Sometimes that silence is the best way to understand things and to heal places. Sometimes we need to talk a lot, but it’s only to research what you don’t see. I am unmaking the struggle through and with “more things we don’t see.” Sometimes you cannot see. It’s not always about seeing more. Understanding that we cannot see is wonderful, because we don’t need our eyes to look for everything. We’ll have more things. We just need to see it and put it in the same place. This is another unmaking thing. I’m trying hard—not alone—to put these intellectualities in the same place. I don’t want to put them together as one, because they are not one.

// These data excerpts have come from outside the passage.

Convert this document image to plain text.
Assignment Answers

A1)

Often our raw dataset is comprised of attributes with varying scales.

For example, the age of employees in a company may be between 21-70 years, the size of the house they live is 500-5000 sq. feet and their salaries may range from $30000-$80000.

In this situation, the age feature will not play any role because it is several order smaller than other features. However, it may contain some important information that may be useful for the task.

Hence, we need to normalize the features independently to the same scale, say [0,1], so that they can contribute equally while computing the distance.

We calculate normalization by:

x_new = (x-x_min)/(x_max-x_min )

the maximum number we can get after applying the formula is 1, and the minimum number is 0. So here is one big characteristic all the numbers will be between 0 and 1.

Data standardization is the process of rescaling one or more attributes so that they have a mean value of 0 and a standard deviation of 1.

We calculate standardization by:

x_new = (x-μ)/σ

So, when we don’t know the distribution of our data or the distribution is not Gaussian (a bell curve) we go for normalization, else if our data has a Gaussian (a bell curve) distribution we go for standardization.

Keyna Eleison (she/her) has an MA in Art History and a BA of Philosophy. She is member of the African Heritage Commission for awarding the Valongo Wharf region as a World Heritage Site (UNESCO), and was a curator of the 10th. International Biennial of Art SIART, in Bolivia. Currently, she's a chronicler of Contemporary & Latin America magazine, and Professor of the at the School of Visual Arts at Parque Lage, Rio de Janeiro. She's also Artistic Director of the Museum of Modern Art in Rio de Janeiro mam.rio in partnership with Pablo Lafuente.

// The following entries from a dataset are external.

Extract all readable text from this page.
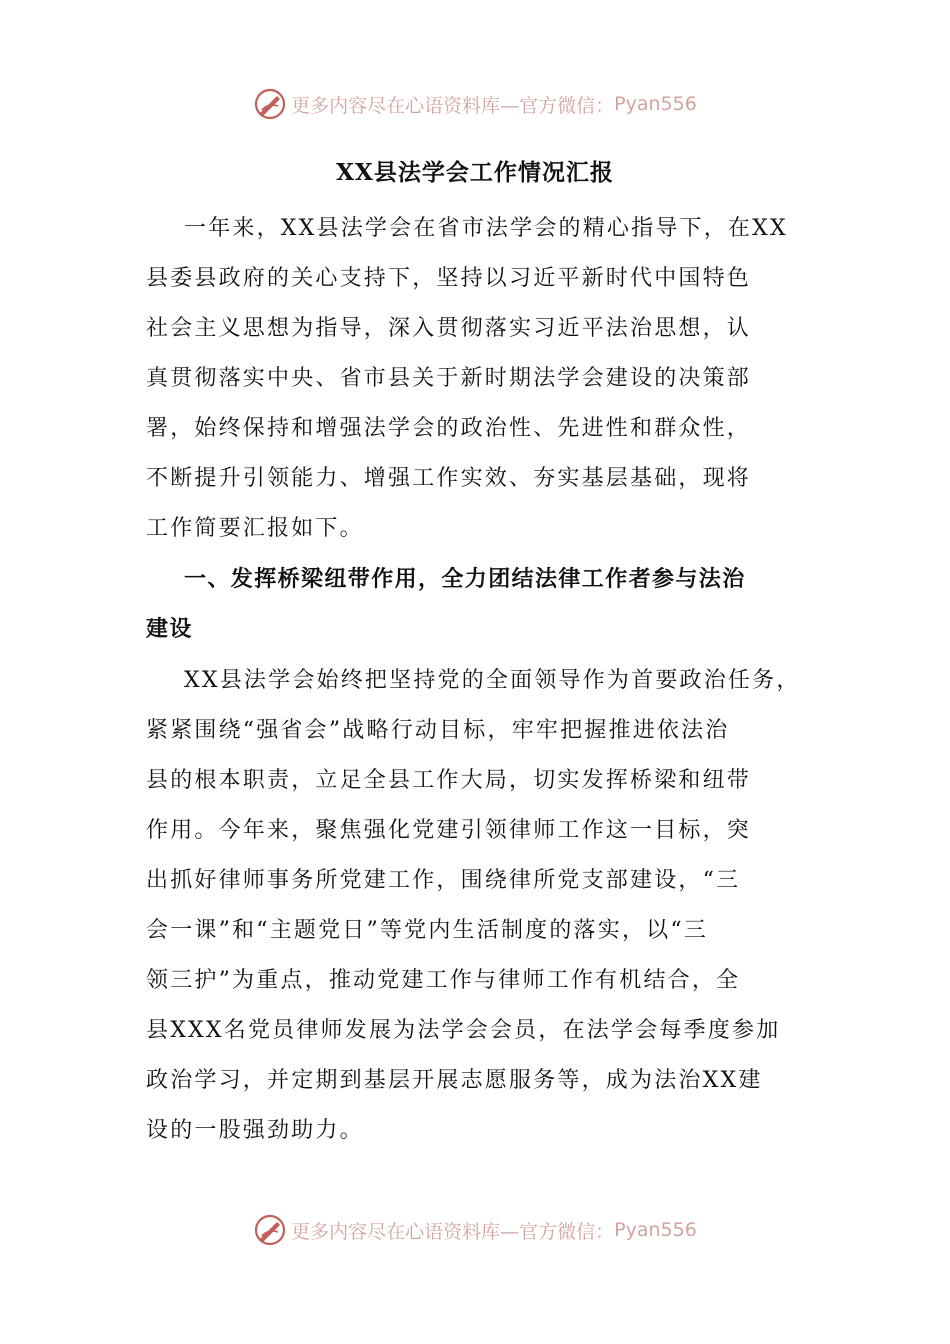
更多内容尽在心语资料库—官方微信： Pyan556
XX县法学会工作情况汇报

一年来，XX县法学会在省市法学会的精心指导下，在XX
县委县政府的关心支持下，坚持以习近平新时代中国特色
社会主义思想为指导，深入贯彻落实习近平法治思想，认
真贯彻落实中央、省市县关于新时期法学会建设的决策部
署，始终保持和增强法学会的政治性、先进性和群众性，
不断提升引领能力、增强工作实效、夯实基层基础，现将
工作简要汇报如下。

一、发挥桥梁纽带作用，全力团结法律工作者参与法治
建设

XX县法学会始终把坚持党的全面领导作为首要政治任务，
紧紧围绕“强省会”战略行动目标，牢牢把握推进依法治
县的根本职责，立足全县工作大局，切实发挥桥梁和纽带
作用。今年来，聚焦强化党建引领律师工作这一目标，突
出抓好律师事务所党建工作，围绕律所党支部建设，“三
会一课”和“主题党日”等党内生活制度的落实，以“三
领三护”为重点，推动党建工作与律师工作有机结合，全
县XXX名党员律师发展为法学会会员，在法学会每季度参加
政治学习，并定期到基层开展志愿服务等，成为法治XX建
设的一股强劲助力。

更多内容尽在心语资料库—官方微信： Pyan556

Nina Paim (she/her) is a Brazilian designer, researcher, curator, educator and activist. Her work revolves around notions of directing, supporting, and collaborating with others. She was born in Nova Friburgo 168 years after Swiss settler-colonialists displaced indigenous puris, coroados, and guarus. Love and fate brought her to Basel, where she now seeks to transmute her daily immigrant anger into care practices of making space. She curated the exhibition “Taking a Line for a Walk” at the 2014 Brno Design Biennial, and co-curated “Department of Non-Binaries” at the 2018 Fikra Design Biennial. Nina has served as the program coordinator for the 2018 Swiss Design Network conference “Beyond Change” and she also co-edited its resulting 2021 publication Design Struggles. A two-time recipient of the Swiss Design Award, she is currently a PhD candidate at the Laboratory of Design and Anthropology of Esdi/Uerj, Rio de Janeiro, Brazil, and director of Futuress.

Cherry-Ann Davis (she/her), a designer, writer, and marketing strategist from the Caribbean twin island of Trinidad and Tobago. A success story from a marginalized and impoverished community, her drive is to inspire other young people, especially girls, to achieve their dreams. Dearly departed from the corporate world of advertising, she is now flexing her design muscle as a visual communications specialist by combining artistic practice, business acumen, and storytelling traditions. A common thread in her design practice is creating Caribbean stories in an authentic Caribbean voice, respecting the past while looking to the future to sustain our stories, and using accessible formats to share these stories.

Several questions of this interview were posed within the framework of Making and Unmaking Exhibitions: Sustainability in Times of Planetary Crisis, a program co-produced by the Centre culturel suisse. Paris and Futuress. The text was transcribed, edited and expanded, and first appeared Alter-Care, a journal edited by Futuress (Cherry-Ann Davis and Nina Paim), on behalf of the Porto Design Biennale. The 2021 edition of the Porto Design Biennale was titled Alter Realities: Designing the Present, and curated by Alastair-Fuad-Luke. Contributors to Alter-Care include Zoy Anastassakis, Marcos Martins, Keyna Eleison and Denilson Baniwa.

Title image: “Mantenha-se viva” (Keep Yourself Alive) by Arcasi.